Frequently Asked Questions

What do I do if my children are too young or too disruptive to sit through a family council?

Adjust the format. Instead of a formal meeting, try micro-councils during natural transition times. Focus on one small goal or feeling at a time and prioritize the emotional connection over the agenda. Remember that the act of trying to counsel together is a success in itself.

How can I ensure that children feel heard and not just told what to do in a council?

Parents should aim to listen more than they speak. Ask open-ended questions and validate their feelings before offering a solution. Give them a tangible role in the decision-making process so they feel a sense of ownership in the outcome.

How often should a family hold a council?

There is no single right answer for how often to hold a council. Some families find a regular weekly rhythm helpful while others prefer to hold them as needed. The key is to make them a natural part of the family's rhythm rather than a burdensome requirement.

What if my spouse is not on board with family councils?

Start with what you can control, which is your own willingness to listen and counsel with your children. That matters more than a formal meeting ever could. The small habits of connection you build can create a pull that draws the whole family in over time.
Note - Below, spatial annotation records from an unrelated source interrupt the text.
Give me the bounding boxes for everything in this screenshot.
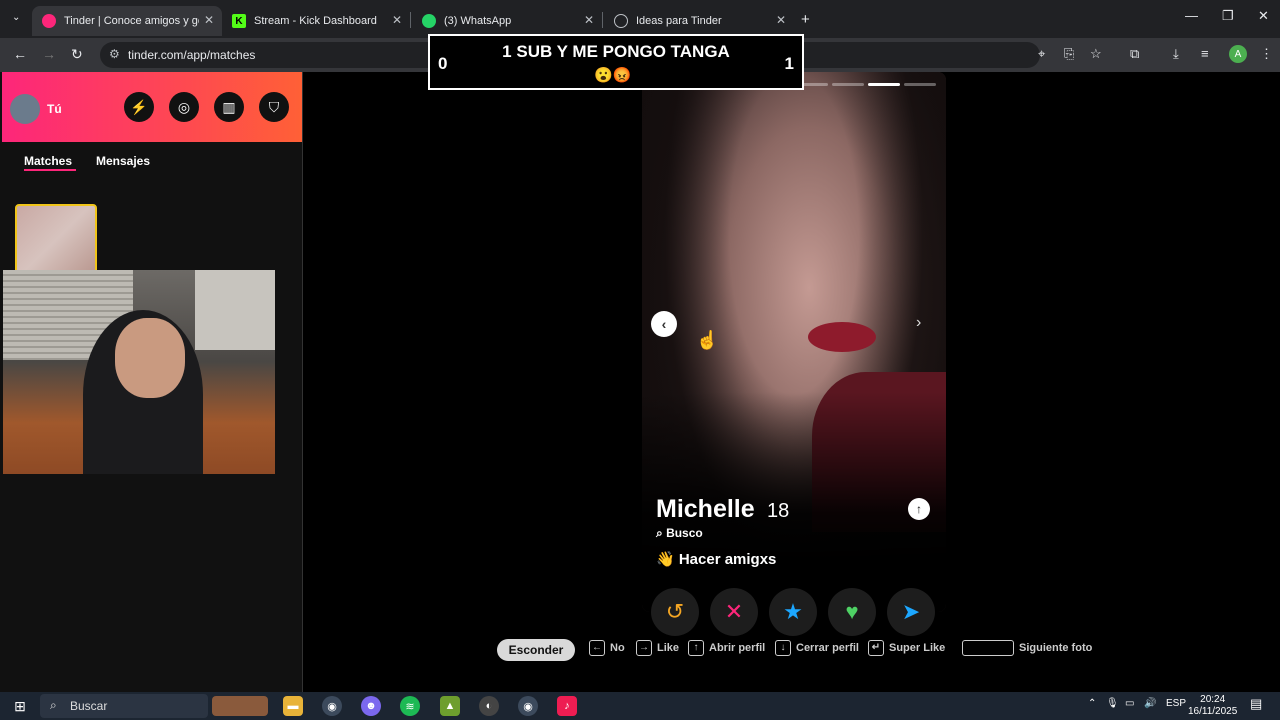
close-icon[interactable]: ✕ xyxy=(204,13,214,27)
tinder-icon xyxy=(42,14,56,28)
restore-icon[interactable]: ❐ xyxy=(1222,8,1234,24)
notifications-icon[interactable]: ▤ xyxy=(1250,696,1262,712)
location-icon[interactable]: ⌖ xyxy=(1038,46,1045,62)
hint-open-profile: ↑ Abrir perfil xyxy=(688,640,765,656)
install-app-icon[interactable]: ⎘ xyxy=(1064,46,1074,62)
discord-icon[interactable]: ☻ xyxy=(361,696,381,716)
mic-icon[interactable]: 🎙 xyxy=(1106,698,1119,709)
open-profile-button[interactable]: ↑ xyxy=(908,498,930,520)
obs-icon[interactable]: ◐ xyxy=(479,696,499,716)
android-studio-icon[interactable]: ▲ xyxy=(440,696,460,716)
tab-ideas[interactable]: Ideas para Tinder ✕ xyxy=(604,6,794,36)
match-thumbnail[interactable] xyxy=(15,204,97,276)
taskbar-search[interactable]: ⌕ Buscar xyxy=(40,694,208,718)
spotify-icon[interactable]: ≋ xyxy=(400,696,420,716)
minimize-icon[interactable]: — xyxy=(1185,8,1198,23)
like-button[interactable]: ♥ xyxy=(828,588,876,636)
widget-icon[interactable] xyxy=(212,696,268,716)
webcam-overlay xyxy=(3,270,275,474)
search-icon: ⌕ xyxy=(50,698,57,712)
user-avatar[interactable] xyxy=(10,94,40,124)
tray-expand-icon[interactable]: ⌃ xyxy=(1088,698,1096,709)
shield-icon[interactable]: ⛉ xyxy=(259,92,289,122)
tiktok-icon[interactable]: ♪ xyxy=(557,696,577,716)
user-label[interactable]: Tú xyxy=(47,102,62,116)
background-wall xyxy=(195,270,275,350)
kick-icon: K xyxy=(232,14,246,28)
tab-whatsapp[interactable]: (3) WhatsApp ✕ xyxy=(412,6,602,36)
chatgpt-icon xyxy=(614,14,628,28)
overlay-title: 1 SUB Y ME PONGO TANGA xyxy=(502,42,730,61)
superlike-button[interactable]: ★ xyxy=(769,588,817,636)
browser-tab-bar: ⌄ Tinder | Conoce amigos y gente ✕ K Str… xyxy=(0,0,1280,38)
volume-icon[interactable]: 🔊 xyxy=(1144,698,1156,709)
clock[interactable]: 20:24 16/11/2025 xyxy=(1188,694,1237,718)
back-icon[interactable]: ← xyxy=(13,46,27,62)
language-indicator[interactable]: ESP xyxy=(1166,698,1186,709)
active-tab-indicator xyxy=(24,169,76,171)
tab-messages[interactable]: Mensajes xyxy=(96,154,150,168)
forward-icon[interactable]: → xyxy=(42,46,56,62)
site-info-icon[interactable]: ⚙ xyxy=(109,47,120,61)
reload-icon[interactable]: ↻ xyxy=(71,46,83,63)
tab-matches[interactable]: Matches xyxy=(24,154,72,168)
boost-icon[interactable]: ⚡ xyxy=(124,92,154,122)
url-text: tinder.com/app/matches xyxy=(128,48,256,62)
photo-progress-segment xyxy=(832,83,864,86)
file-explorer-icon[interactable]: ▬ xyxy=(283,696,303,716)
looking-for-label: ⌕ Busco xyxy=(656,526,703,540)
photo-progress-segment xyxy=(904,83,936,86)
taskbar: ⊞ ⌕ Buscar ▬ ◉ ☻ ≋ ▲ ◐ ◉ ♪ ⌃ 🎙 ▭ 🔊 ESP 2… xyxy=(0,692,1280,720)
new-tab-icon[interactable]: + xyxy=(801,11,810,28)
profile-name: Michelle xyxy=(656,495,755,523)
extensions-icon[interactable]: ⧉ xyxy=(1130,46,1139,62)
chrome-profile-icon[interactable]: ◉ xyxy=(518,696,538,716)
overlay-emojis: 😮😡 xyxy=(594,67,632,84)
tab-kick[interactable]: K Stream - Kick Dashboard ✕ xyxy=(222,6,410,36)
windows-start-icon[interactable]: ⊞ xyxy=(10,696,30,716)
stream-overlay: 1 SUB Y ME PONGO TANGA 0 1 😮😡 xyxy=(428,34,804,90)
profile-avatar[interactable]: A xyxy=(1229,45,1247,63)
menu-icon[interactable]: ⋮ xyxy=(1260,46,1273,62)
score-left: 0 xyxy=(438,54,448,73)
hint-no: ← No xyxy=(589,640,625,656)
hint-next-photo: Siguiente foto xyxy=(962,640,1092,656)
close-icon[interactable]: ✕ xyxy=(392,13,402,27)
whatsapp-icon xyxy=(422,14,436,28)
tab-tinder[interactable]: Tinder | Conoce amigos y gente ✕ xyxy=(32,6,222,36)
hand-cursor-icon: ☝ xyxy=(696,330,719,350)
nope-button[interactable]: ✕ xyxy=(710,588,758,636)
streamer-face xyxy=(115,318,185,398)
hide-hints-button[interactable]: Esconder xyxy=(497,639,575,661)
close-icon[interactable]: ✕ xyxy=(584,13,594,27)
looking-for-value: 👋 Hacer amigxs xyxy=(656,551,777,568)
briefcase-icon[interactable]: ▥ xyxy=(214,92,244,122)
next-photo-icon[interactable]: › xyxy=(916,314,921,332)
sidebar-header: Tú ⚡ ◎ ▥ ⛉ xyxy=(2,72,302,142)
previous-photo-button[interactable]: ‹ xyxy=(651,311,677,337)
chrome-icon[interactable]: ◉ xyxy=(322,696,342,716)
score-right: 1 xyxy=(784,54,794,73)
tab-list-icon[interactable]: ⌄ xyxy=(12,12,20,23)
close-icon[interactable]: ✕ xyxy=(776,13,786,27)
explore-icon[interactable]: ◎ xyxy=(169,92,199,122)
photo-progress-segment xyxy=(868,83,900,86)
hint-superlike: ↵ Super Like xyxy=(868,640,945,656)
hint-like: → Like xyxy=(636,640,679,656)
profile-age: 18 xyxy=(767,500,790,522)
media-icon[interactable]: ≡ xyxy=(1201,46,1209,61)
close-window-icon[interactable]: ✕ xyxy=(1258,8,1269,24)
bookmark-star-icon[interactable]: ☆ xyxy=(1090,46,1102,62)
download-icon[interactable]: ⤓ xyxy=(1173,46,1179,62)
boost-button[interactable]: ➤ xyxy=(887,588,935,636)
rewind-button[interactable]: ↺ xyxy=(651,588,699,636)
hint-close-profile: ↓ Cerrar perfil xyxy=(775,640,859,656)
network-icon[interactable]: ▭ xyxy=(1125,698,1134,709)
How do I keep the council from turning into a complaint session?

Start with gratitude. Go around the circle and have each person share something they appreciate about someone else. This sets a tone of love before any hard conversations happen. If the council starts to drift into complaints, gently guide it back to solutions.


At the end of the night the toddler stopped crying and climbed into my lap. My second-grader showed me her drawing of a horse on the agenda. The middle-schooler said something unexpected about how he actually liked the new format. The teenager came downstairs and sat with us. We did not get through the agenda. But we talked and we listened and we ended the night closer than we started. That is the measure I use now.